The controversy began after a transgender student, "Lila" Perry, (Perry's birth name was not listed in any news reports.) told school administrators that she was no longer comfortable using a unisex faculty bathroom that she had been given access to and wanted to be able to use the women's bathrooms and locker room facilities.
The protest came following a School Board hearing last Thursday, during which parents complained that Perry was being afforded special rights that would make their children and other students uncomfortable.
During the protest, Perry was locked in the principal's office for "her" safety.
According to reports, the overwhelming majority of those protesting opposed Perry's use of the women's facilities, although there were a few counter-protesters present protesting in support of Perry.
Several of those interviewed during the protest shared their concerns about a student with male genitalia being permitted to change and shower with teenage girls.

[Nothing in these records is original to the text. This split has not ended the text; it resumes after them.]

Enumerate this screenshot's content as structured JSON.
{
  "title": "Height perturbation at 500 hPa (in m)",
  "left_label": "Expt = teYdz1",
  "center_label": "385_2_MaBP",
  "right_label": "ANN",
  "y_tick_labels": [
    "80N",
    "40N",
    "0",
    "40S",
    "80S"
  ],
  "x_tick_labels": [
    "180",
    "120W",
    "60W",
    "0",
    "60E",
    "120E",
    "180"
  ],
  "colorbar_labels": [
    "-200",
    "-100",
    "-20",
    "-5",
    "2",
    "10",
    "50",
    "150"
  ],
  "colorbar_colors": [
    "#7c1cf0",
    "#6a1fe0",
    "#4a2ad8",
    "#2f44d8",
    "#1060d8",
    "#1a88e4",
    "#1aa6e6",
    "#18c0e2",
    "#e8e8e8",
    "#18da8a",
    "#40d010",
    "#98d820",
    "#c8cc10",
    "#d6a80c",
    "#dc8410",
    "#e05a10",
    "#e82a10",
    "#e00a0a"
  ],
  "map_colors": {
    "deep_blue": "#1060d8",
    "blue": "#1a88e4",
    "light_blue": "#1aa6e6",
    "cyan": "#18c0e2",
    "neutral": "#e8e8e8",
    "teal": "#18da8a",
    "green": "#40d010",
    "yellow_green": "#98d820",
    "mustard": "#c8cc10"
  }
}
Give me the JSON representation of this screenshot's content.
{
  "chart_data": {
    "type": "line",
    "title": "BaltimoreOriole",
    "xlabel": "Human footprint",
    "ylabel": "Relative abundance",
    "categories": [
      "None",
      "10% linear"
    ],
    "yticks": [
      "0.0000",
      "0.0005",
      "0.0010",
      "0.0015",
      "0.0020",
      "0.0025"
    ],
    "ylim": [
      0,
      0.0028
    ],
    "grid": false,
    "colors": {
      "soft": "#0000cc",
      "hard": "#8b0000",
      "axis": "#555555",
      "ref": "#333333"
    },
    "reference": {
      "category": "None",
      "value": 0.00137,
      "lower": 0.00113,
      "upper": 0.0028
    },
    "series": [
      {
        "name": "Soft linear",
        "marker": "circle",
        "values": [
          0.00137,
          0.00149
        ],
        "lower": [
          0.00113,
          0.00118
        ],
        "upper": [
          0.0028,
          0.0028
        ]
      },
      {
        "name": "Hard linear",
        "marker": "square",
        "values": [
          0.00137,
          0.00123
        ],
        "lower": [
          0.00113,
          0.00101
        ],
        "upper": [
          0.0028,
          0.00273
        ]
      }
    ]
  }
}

“The girls have rights, and they shouldn't have to share a bathroom with a boy,” said Tammy Sorden, who has a son at Hillsboro High. It is fine to be different, she said, but it is not right to give Lila special treatment “while the girls just have to suck it up.”
The debate over allowing those who consider themselves transgender to use opposite-sex bathroom facilities in public schools is playing itself out despite the fact that the laws surrounding the ability of schools to refuse such an accommodation remain unclear.
"Districts that refuse to allow students to use a bathroom for the gender with which they identify could run afoul of the U.S. Department of Education’s Office of Civil Rights," said Kelli Hopkins of the Missouri School Boards’ Association. However, there is no law or statute in the state of Missouri that says denying a student the ability to use opposite-sex bathrooms is against the law.
Despite the outrage, Perry remains insistent that school officials continue to allow her access to the girl's room.
"I wasn’t hurting anyone. I didn’t want to be in something gender-neutral,” said Perry. “I am a girl. I am not going to be pushed away to another bathroom.”
"I think this is pure and simple bigotry I think they are using their claim they are uncomfortable, to target me a transgender woman."